The BV500 is no easier or harder to open than any other canister. It can be a bit of a chore to open in cold weather, but I have found that sliding a pocket-knife blade under the catch makes it much easier to release.
Finally, the BV500 is somewhat lighter than other full-size canisters. It's not as light as an Ursack, of course, but we hike in places where only canisters are permitted--no Ursacks. I have considered a carbon-fiber canister to get the canister weight down, but $200 seems a bit pricey.
In short, I think the BV500 is the best at what it does. I still hate it, but can recommend it without hesitation.
First, ignore the instructions that say open it with your finger nail. Use the dull back end a plastic pen such as a cheap Papermate, or a small hard stick, or other implement that is soft enough that it doesn't harm the canister plastic. You have to press in the black plastic tooth while rotating the black canister top. This means deforming the lower edge of the black canister top such that its locking tooth passes the locking tooth on the clear bottom. Frankly, this is a pain until you get the hang of it and it is difficult to do when the plastic is cold and stiff.
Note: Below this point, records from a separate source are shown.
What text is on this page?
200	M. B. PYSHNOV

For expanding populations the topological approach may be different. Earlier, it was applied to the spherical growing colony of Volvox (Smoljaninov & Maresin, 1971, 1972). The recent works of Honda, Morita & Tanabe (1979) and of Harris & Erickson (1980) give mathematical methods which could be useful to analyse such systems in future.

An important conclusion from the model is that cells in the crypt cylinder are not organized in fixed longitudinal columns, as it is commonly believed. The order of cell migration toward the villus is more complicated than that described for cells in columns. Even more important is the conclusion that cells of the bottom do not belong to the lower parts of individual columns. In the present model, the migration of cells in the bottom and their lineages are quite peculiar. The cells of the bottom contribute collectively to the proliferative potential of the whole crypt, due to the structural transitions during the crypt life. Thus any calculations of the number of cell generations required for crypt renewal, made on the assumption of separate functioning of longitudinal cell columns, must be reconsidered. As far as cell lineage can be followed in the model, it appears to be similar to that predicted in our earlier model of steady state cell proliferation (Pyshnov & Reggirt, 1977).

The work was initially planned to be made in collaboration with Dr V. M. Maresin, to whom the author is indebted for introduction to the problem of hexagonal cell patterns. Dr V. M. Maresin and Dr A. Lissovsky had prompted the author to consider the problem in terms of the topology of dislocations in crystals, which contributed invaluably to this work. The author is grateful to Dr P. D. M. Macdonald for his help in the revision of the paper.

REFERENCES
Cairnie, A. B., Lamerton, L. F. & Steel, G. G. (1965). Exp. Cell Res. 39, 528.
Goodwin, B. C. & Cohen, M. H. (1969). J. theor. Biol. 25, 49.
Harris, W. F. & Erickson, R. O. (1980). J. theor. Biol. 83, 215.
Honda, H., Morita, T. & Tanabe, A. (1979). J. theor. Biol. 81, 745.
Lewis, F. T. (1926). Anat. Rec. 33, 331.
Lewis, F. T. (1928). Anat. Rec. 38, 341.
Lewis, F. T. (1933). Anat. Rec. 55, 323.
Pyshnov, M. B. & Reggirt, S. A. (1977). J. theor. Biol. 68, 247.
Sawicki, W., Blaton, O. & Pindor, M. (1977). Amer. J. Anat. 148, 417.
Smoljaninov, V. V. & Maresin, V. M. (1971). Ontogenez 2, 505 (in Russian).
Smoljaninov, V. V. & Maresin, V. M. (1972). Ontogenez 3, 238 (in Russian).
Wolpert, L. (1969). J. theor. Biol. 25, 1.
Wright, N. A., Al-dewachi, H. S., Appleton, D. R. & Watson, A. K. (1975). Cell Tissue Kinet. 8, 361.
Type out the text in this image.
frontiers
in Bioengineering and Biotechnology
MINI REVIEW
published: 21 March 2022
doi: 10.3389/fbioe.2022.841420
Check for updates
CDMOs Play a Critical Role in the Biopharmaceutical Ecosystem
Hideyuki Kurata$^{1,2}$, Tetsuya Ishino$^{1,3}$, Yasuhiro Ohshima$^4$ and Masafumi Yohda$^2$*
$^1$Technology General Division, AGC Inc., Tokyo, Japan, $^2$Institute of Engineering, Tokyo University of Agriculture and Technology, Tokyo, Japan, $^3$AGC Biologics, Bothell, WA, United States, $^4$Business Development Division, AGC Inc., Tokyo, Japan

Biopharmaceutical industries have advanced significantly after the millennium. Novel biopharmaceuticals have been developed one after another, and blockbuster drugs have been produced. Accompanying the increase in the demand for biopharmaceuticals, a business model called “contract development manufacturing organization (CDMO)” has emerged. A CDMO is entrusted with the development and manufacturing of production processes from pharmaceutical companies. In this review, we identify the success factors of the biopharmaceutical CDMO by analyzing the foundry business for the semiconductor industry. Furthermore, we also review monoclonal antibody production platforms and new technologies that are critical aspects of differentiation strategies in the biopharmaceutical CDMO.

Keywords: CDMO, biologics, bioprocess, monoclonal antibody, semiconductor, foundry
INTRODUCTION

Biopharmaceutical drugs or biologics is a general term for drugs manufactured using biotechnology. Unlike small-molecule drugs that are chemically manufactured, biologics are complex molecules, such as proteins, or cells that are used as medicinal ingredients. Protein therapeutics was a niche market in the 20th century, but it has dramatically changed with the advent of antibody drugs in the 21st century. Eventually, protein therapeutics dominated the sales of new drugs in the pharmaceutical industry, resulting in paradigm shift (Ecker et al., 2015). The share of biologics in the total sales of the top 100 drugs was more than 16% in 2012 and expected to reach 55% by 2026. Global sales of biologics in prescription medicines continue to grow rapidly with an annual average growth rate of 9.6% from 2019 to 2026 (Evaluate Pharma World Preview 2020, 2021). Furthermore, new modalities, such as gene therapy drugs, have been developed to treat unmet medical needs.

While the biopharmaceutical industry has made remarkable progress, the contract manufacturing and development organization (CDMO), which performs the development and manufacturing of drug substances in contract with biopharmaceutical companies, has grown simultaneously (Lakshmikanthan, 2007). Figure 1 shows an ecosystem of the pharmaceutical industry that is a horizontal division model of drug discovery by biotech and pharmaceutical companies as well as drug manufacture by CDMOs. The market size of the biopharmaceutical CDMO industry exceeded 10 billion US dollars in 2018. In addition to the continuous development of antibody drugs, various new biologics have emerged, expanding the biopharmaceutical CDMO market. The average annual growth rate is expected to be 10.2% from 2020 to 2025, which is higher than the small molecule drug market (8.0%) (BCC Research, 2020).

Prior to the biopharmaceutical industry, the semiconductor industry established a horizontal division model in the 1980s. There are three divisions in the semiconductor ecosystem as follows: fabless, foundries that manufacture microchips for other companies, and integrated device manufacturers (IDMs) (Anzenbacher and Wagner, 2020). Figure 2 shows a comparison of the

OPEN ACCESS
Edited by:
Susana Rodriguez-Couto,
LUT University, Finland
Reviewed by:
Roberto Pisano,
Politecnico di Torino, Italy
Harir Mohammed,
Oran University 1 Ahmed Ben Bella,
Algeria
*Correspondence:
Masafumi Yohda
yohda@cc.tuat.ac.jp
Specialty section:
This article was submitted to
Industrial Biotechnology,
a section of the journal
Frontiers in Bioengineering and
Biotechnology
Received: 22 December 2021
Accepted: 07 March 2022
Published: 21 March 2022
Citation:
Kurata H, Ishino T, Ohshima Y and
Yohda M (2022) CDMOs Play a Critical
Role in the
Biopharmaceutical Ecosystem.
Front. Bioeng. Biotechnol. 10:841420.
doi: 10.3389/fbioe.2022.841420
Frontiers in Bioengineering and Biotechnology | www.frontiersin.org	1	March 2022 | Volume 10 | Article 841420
Second, tie some strong cord, such as climbing accessory cord, around the canister using one of the grooves in the middle of the canister. Use the cord to tie the canister to a tree. If you do not tie it down, animals will roll it around and it will be somewhere else in the morning. Don't put it out at night near a steep hill, boulder field, or water if you want to see it again.
If an animal tips it over, rain can seep inside. Adding your own gasket makes it too difficult to open so skip that idea. If your canister is new and you have screwed it down tight to keep the water out, you may have trouble opening it after a change in altitude. This is really baffling the first time it happens. Bang the side of the top on a tree trunk to break the seal. Once the edge of the clear part is roughed up from use this is no longer a problem. Where I camp in the mountains the threads get wet and freeze making it difficult to open. I wiped the threads with silicone and that helps. If it looks like rain, put the canister out at night in a waterproof stuff sack or plastic bag, and if it does freeze, thaw it in your sleeping bag.